Application-sharing can be synchronous and has been covered earlier today in my post on Google Talk, with the proviso that word.doc files sent will need reading time asynchronously, but slides.ppt and video.imp can be synchronous. A URL shared file is either synchronous or asynchronous depending on the complexity of the task and density of the content on the web-screen. Survey and polling tools need reflection and are not suited to synchronous use. And finally in that list, moderating controls are asynchronous not synchronous. You can moderate something only after it has been presented, though you could put in place synchronous blocking of foul language – Is this what synchronous moderating is about ?
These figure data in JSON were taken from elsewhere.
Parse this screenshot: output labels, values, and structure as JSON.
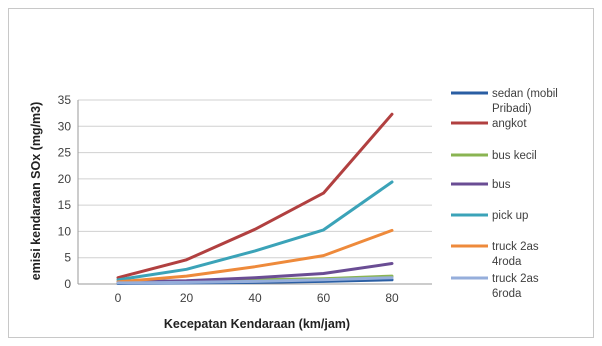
{
  "chart_data": {
    "type": "line",
    "title": "",
    "xlabel": "Kecepatan Kendaraan (km/jam)",
    "ylabel": "emisi kendaraan SOx (mg/m3)",
    "x": [
      0,
      20,
      40,
      60,
      80
    ],
    "x_tick_labels": [
      "0",
      "20",
      "40",
      "60",
      "80"
    ],
    "ylim": [
      0,
      35
    ],
    "y_ticks": [
      0,
      5,
      10,
      15,
      20,
      25,
      30,
      35
    ],
    "grid": true,
    "legend_position": "right",
    "series": [
      {
        "name": "sedan (mobil Pribadi)",
        "color": "#2a5ea3",
        "values": [
          0.1,
          0.2,
          0.3,
          0.5,
          0.8
        ]
      },
      {
        "name": "angkot",
        "color": "#b14040",
        "values": [
          1.2,
          4.6,
          10.4,
          17.3,
          32.3
        ]
      },
      {
        "name": "bus kecil",
        "color": "#8ab452",
        "values": [
          0.3,
          0.5,
          0.8,
          1.0,
          1.5
        ]
      },
      {
        "name": "bus",
        "color": "#6a4d94",
        "values": [
          0.4,
          0.6,
          1.2,
          2.0,
          3.9
        ]
      },
      {
        "name": "pick up",
        "color": "#3ba3b8",
        "values": [
          0.8,
          2.8,
          6.3,
          10.3,
          19.4
        ]
      },
      {
        "name": "truck 2as 4roda",
        "color": "#ee8a3b",
        "values": [
          0.4,
          1.5,
          3.3,
          5.4,
          10.2
        ]
      },
      {
        "name": "truck 2as 6roda",
        "color": "#95aedb",
        "values": [
          0.2,
          0.3,
          0.5,
          0.8,
          1.2
        ]
      }
    ]
  }
}
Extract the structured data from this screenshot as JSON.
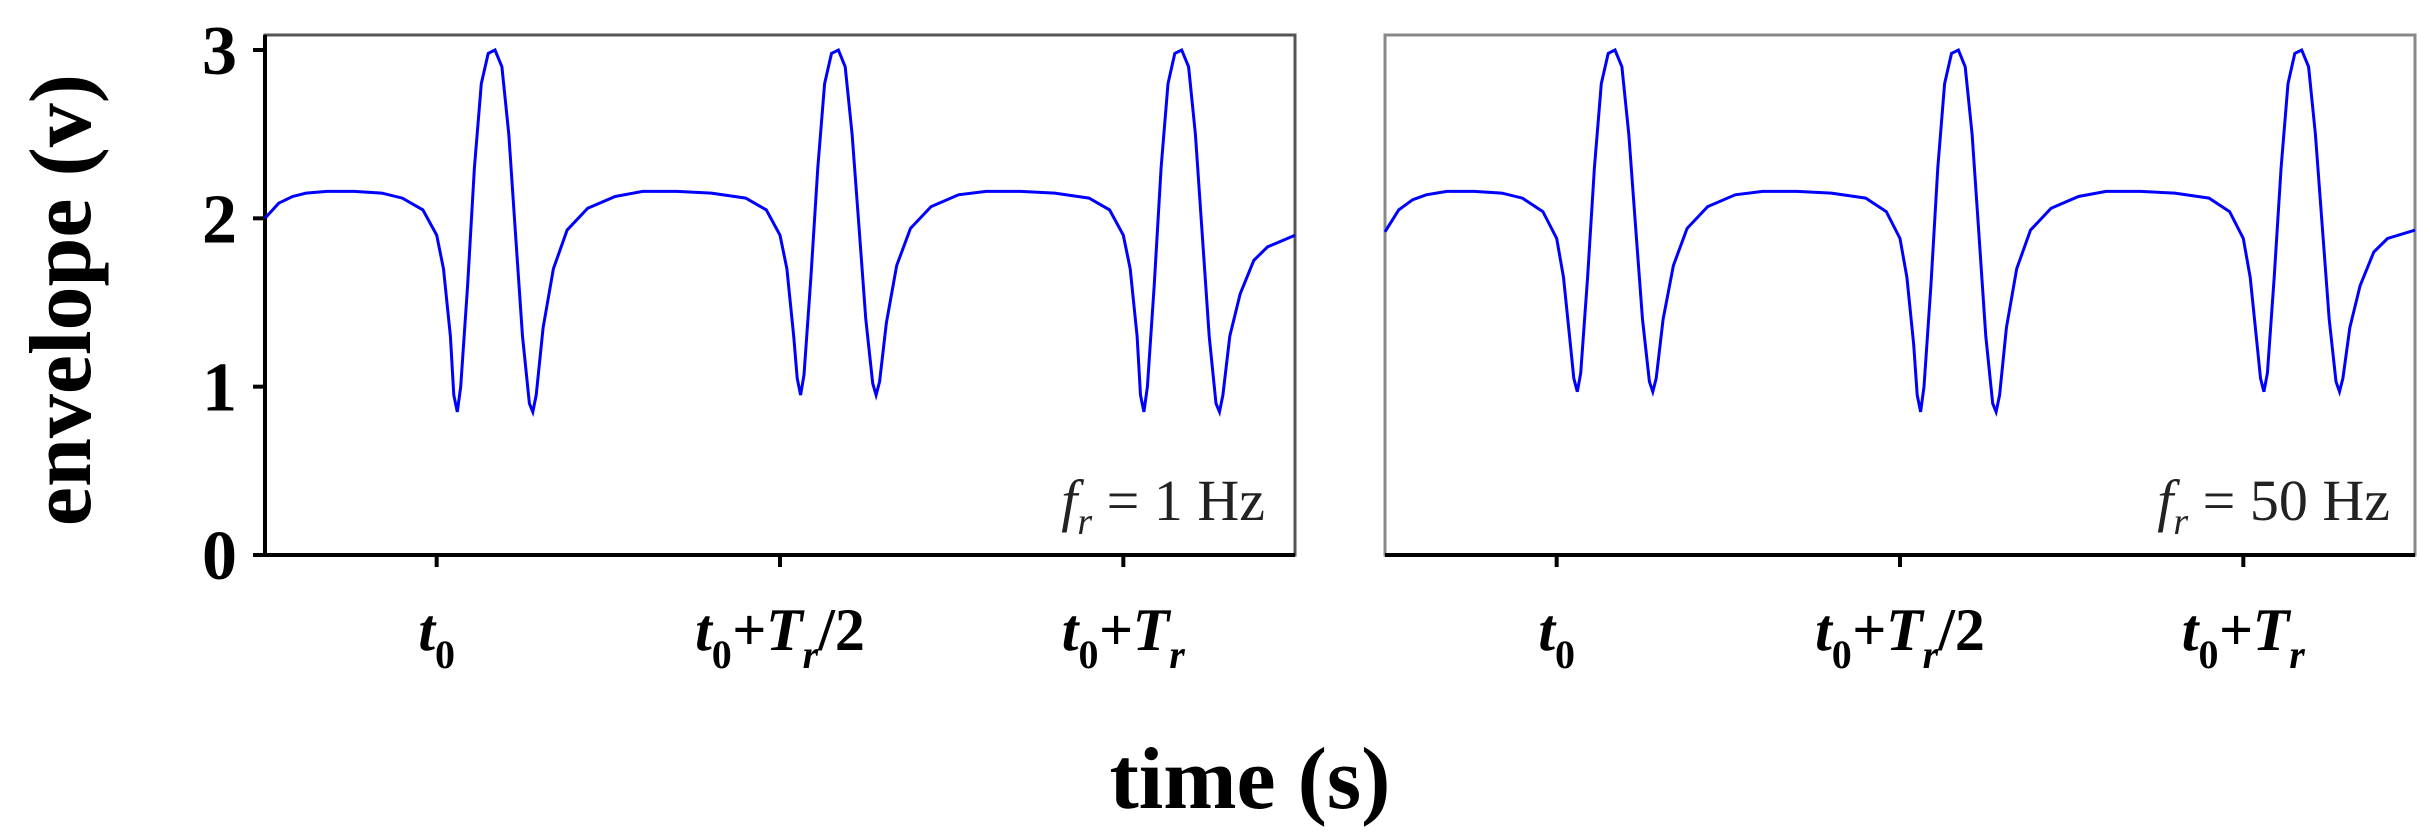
{
  "chart_data": [
    {
      "type": "line",
      "panel": "left",
      "ylabel": "envelope (v)",
      "ylim": [
        0,
        3
      ],
      "y_ticks": [
        "0",
        "1",
        "2",
        "3"
      ],
      "x_tick_labels": [
        {
          "t": "t",
          "sub": "0",
          "rest": ""
        },
        {
          "t": "t",
          "sub": "0",
          "rest": "+T",
          "sub2": "r",
          "tail": "/2"
        },
        {
          "t": "t",
          "sub": "0",
          "rest": "+T",
          "sub2": "r",
          "tail": ""
        }
      ],
      "x_tick_positions": [
        0,
        0.5,
        1.0
      ],
      "xlim": [
        -0.25,
        1.25
      ],
      "annotation": {
        "f": "f",
        "sub": "r",
        "text": " = 1 Hz"
      },
      "series": [
        {
          "color": "#0000ff",
          "points": [
            [
              -0.25,
              2.0
            ],
            [
              -0.23,
              2.09
            ],
            [
              -0.21,
              2.13
            ],
            [
              -0.19,
              2.15
            ],
            [
              -0.16,
              2.16
            ],
            [
              -0.12,
              2.16
            ],
            [
              -0.08,
              2.15
            ],
            [
              -0.05,
              2.12
            ],
            [
              -0.02,
              2.05
            ],
            [
              0.0,
              1.9
            ],
            [
              0.01,
              1.7
            ],
            [
              0.02,
              1.3
            ],
            [
              0.025,
              0.95
            ],
            [
              0.03,
              0.85
            ],
            [
              0.035,
              1.0
            ],
            [
              0.045,
              1.6
            ],
            [
              0.055,
              2.3
            ],
            [
              0.065,
              2.8
            ],
            [
              0.075,
              2.98
            ],
            [
              0.085,
              3.0
            ],
            [
              0.095,
              2.9
            ],
            [
              0.105,
              2.5
            ],
            [
              0.115,
              1.9
            ],
            [
              0.125,
              1.3
            ],
            [
              0.135,
              0.9
            ],
            [
              0.14,
              0.85
            ],
            [
              0.145,
              0.95
            ],
            [
              0.155,
              1.35
            ],
            [
              0.17,
              1.7
            ],
            [
              0.19,
              1.93
            ],
            [
              0.22,
              2.06
            ],
            [
              0.26,
              2.13
            ],
            [
              0.3,
              2.16
            ],
            [
              0.35,
              2.16
            ],
            [
              0.4,
              2.15
            ],
            [
              0.45,
              2.12
            ],
            [
              0.48,
              2.05
            ],
            [
              0.5,
              1.9
            ],
            [
              0.51,
              1.7
            ],
            [
              0.52,
              1.3
            ],
            [
              0.525,
              1.05
            ],
            [
              0.53,
              0.95
            ],
            [
              0.535,
              1.07
            ],
            [
              0.545,
              1.65
            ],
            [
              0.555,
              2.3
            ],
            [
              0.565,
              2.8
            ],
            [
              0.575,
              2.98
            ],
            [
              0.585,
              3.0
            ],
            [
              0.595,
              2.9
            ],
            [
              0.605,
              2.5
            ],
            [
              0.615,
              1.95
            ],
            [
              0.625,
              1.4
            ],
            [
              0.635,
              1.02
            ],
            [
              0.64,
              0.95
            ],
            [
              0.645,
              1.03
            ],
            [
              0.655,
              1.38
            ],
            [
              0.67,
              1.72
            ],
            [
              0.69,
              1.94
            ],
            [
              0.72,
              2.07
            ],
            [
              0.76,
              2.14
            ],
            [
              0.8,
              2.16
            ],
            [
              0.85,
              2.16
            ],
            [
              0.9,
              2.15
            ],
            [
              0.95,
              2.12
            ],
            [
              0.98,
              2.05
            ],
            [
              1.0,
              1.9
            ],
            [
              1.01,
              1.7
            ],
            [
              1.02,
              1.3
            ],
            [
              1.025,
              0.95
            ],
            [
              1.03,
              0.85
            ],
            [
              1.035,
              1.0
            ],
            [
              1.045,
              1.6
            ],
            [
              1.055,
              2.3
            ],
            [
              1.065,
              2.8
            ],
            [
              1.075,
              2.98
            ],
            [
              1.085,
              3.0
            ],
            [
              1.095,
              2.9
            ],
            [
              1.105,
              2.5
            ],
            [
              1.115,
              1.9
            ],
            [
              1.125,
              1.3
            ],
            [
              1.135,
              0.9
            ],
            [
              1.14,
              0.85
            ],
            [
              1.145,
              0.95
            ],
            [
              1.155,
              1.3
            ],
            [
              1.17,
              1.55
            ],
            [
              1.19,
              1.75
            ],
            [
              1.21,
              1.83
            ],
            [
              1.25,
              1.9
            ]
          ]
        }
      ]
    },
    {
      "type": "line",
      "panel": "right",
      "ylim": [
        0,
        3
      ],
      "x_tick_labels": [
        {
          "t": "t",
          "sub": "0",
          "rest": ""
        },
        {
          "t": "t",
          "sub": "0",
          "rest": "+T",
          "sub2": "r",
          "tail": "/2"
        },
        {
          "t": "t",
          "sub": "0",
          "rest": "+T",
          "sub2": "r",
          "tail": ""
        }
      ],
      "x_tick_positions": [
        0,
        0.5,
        1.0
      ],
      "xlim": [
        -0.25,
        1.25
      ],
      "annotation": {
        "f": "f",
        "sub": "r",
        "text": " = 50 Hz"
      },
      "series": [
        {
          "color": "#0000ff",
          "points": [
            [
              -0.25,
              1.92
            ],
            [
              -0.23,
              2.05
            ],
            [
              -0.21,
              2.11
            ],
            [
              -0.19,
              2.14
            ],
            [
              -0.16,
              2.16
            ],
            [
              -0.12,
              2.16
            ],
            [
              -0.08,
              2.15
            ],
            [
              -0.05,
              2.12
            ],
            [
              -0.02,
              2.04
            ],
            [
              0.0,
              1.88
            ],
            [
              0.01,
              1.65
            ],
            [
              0.02,
              1.25
            ],
            [
              0.025,
              1.05
            ],
            [
              0.03,
              0.97
            ],
            [
              0.035,
              1.08
            ],
            [
              0.045,
              1.65
            ],
            [
              0.055,
              2.3
            ],
            [
              0.065,
              2.8
            ],
            [
              0.075,
              2.98
            ],
            [
              0.085,
              3.0
            ],
            [
              0.095,
              2.9
            ],
            [
              0.105,
              2.5
            ],
            [
              0.115,
              1.95
            ],
            [
              0.125,
              1.4
            ],
            [
              0.135,
              1.03
            ],
            [
              0.14,
              0.97
            ],
            [
              0.145,
              1.05
            ],
            [
              0.155,
              1.4
            ],
            [
              0.17,
              1.72
            ],
            [
              0.19,
              1.94
            ],
            [
              0.22,
              2.07
            ],
            [
              0.26,
              2.14
            ],
            [
              0.3,
              2.16
            ],
            [
              0.35,
              2.16
            ],
            [
              0.4,
              2.15
            ],
            [
              0.45,
              2.12
            ],
            [
              0.48,
              2.04
            ],
            [
              0.5,
              1.88
            ],
            [
              0.51,
              1.65
            ],
            [
              0.52,
              1.25
            ],
            [
              0.525,
              0.95
            ],
            [
              0.53,
              0.85
            ],
            [
              0.535,
              1.0
            ],
            [
              0.545,
              1.6
            ],
            [
              0.555,
              2.3
            ],
            [
              0.565,
              2.8
            ],
            [
              0.575,
              2.98
            ],
            [
              0.585,
              3.0
            ],
            [
              0.595,
              2.9
            ],
            [
              0.605,
              2.5
            ],
            [
              0.615,
              1.9
            ],
            [
              0.625,
              1.3
            ],
            [
              0.635,
              0.9
            ],
            [
              0.64,
              0.85
            ],
            [
              0.645,
              0.95
            ],
            [
              0.655,
              1.35
            ],
            [
              0.67,
              1.7
            ],
            [
              0.69,
              1.93
            ],
            [
              0.72,
              2.06
            ],
            [
              0.76,
              2.13
            ],
            [
              0.8,
              2.16
            ],
            [
              0.85,
              2.16
            ],
            [
              0.9,
              2.15
            ],
            [
              0.95,
              2.12
            ],
            [
              0.98,
              2.04
            ],
            [
              1.0,
              1.88
            ],
            [
              1.01,
              1.65
            ],
            [
              1.02,
              1.25
            ],
            [
              1.025,
              1.05
            ],
            [
              1.03,
              0.97
            ],
            [
              1.035,
              1.08
            ],
            [
              1.045,
              1.65
            ],
            [
              1.055,
              2.3
            ],
            [
              1.065,
              2.8
            ],
            [
              1.075,
              2.98
            ],
            [
              1.085,
              3.0
            ],
            [
              1.095,
              2.9
            ],
            [
              1.105,
              2.5
            ],
            [
              1.115,
              1.95
            ],
            [
              1.125,
              1.4
            ],
            [
              1.135,
              1.03
            ],
            [
              1.14,
              0.97
            ],
            [
              1.145,
              1.05
            ],
            [
              1.155,
              1.35
            ],
            [
              1.17,
              1.6
            ],
            [
              1.19,
              1.8
            ],
            [
              1.21,
              1.88
            ],
            [
              1.25,
              1.93
            ]
          ]
        }
      ]
    }
  ],
  "xlabel": "time (s)"
}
Now let me move on to a review of Reading 2 ‘Distance Learning and Synchronous Interaction’ by Joel Foreman, available online from clicking here . This article is old, first published in 2003. My critique here is mainly negative. Joel does not comprehend the essence of asynchrony for collaborative learning and writes that asynchronous tools are “primitive and significantly limit interactivity and collaborative learning” (page 1). He is wrong. Moreover findings published in May 2007 by Doshisha University in a well-designed carefully controlled study found better quality learning achieved by students using asynchronous e-learning media compared with synchronous lectures, seminars, and slides.ppt. Doshisha University followed students over one year from April 2006 to March 2007, and attributed the better quality asynchronous learning to the potential for students to re-play any part as much as they wished or needed for comprehension. To my knowledge of the no-significant-difference debate, this is the first clear study to report a valid significant difference between asynchronous and synchronous learning. Joel goes on to say that synchronous chat needs good writing and typing skills “which are not widely available” (page 2) – he may likely be talking about himself here. Continuing on page 2, he goes on to write that synchronous conferencing can enable a group to “collaborative write and edit a document”. I would really like to see two or more persons correcting grammar simultaneously on the same open shared document ! On page 3, he writes that “VoIP is intrusive and clumsy” – his writing is out-dated. On page 4, he reveals his colours by saying he is involved with xxxx (I won’t support his unprofessional example of self-promotion and advertising) calling it a brainchild he ebulliently writes that his synchronous tool can get all members in a group to orient themselves to the mission, analyze and sequence the task and perform metacognitive reflections to arrive at a solution. Apart from most of his mentioned activities being asynchronous, I would like to see his great synchronous tool get Jupiter Team together online and complete a group report :-) He concludes (page 5) by saying all too truly that “Under the best circumstances, the students will divide the work, perform it separately, and then gather online …” In other words asynchronous is better.
Synchronous media introduce severe pacing which reduces learner autonomy. I am not against reducing learner autonomy or pacing, but adult education theory at least is against it.
More tomorrow, after some further reflection asynchronously.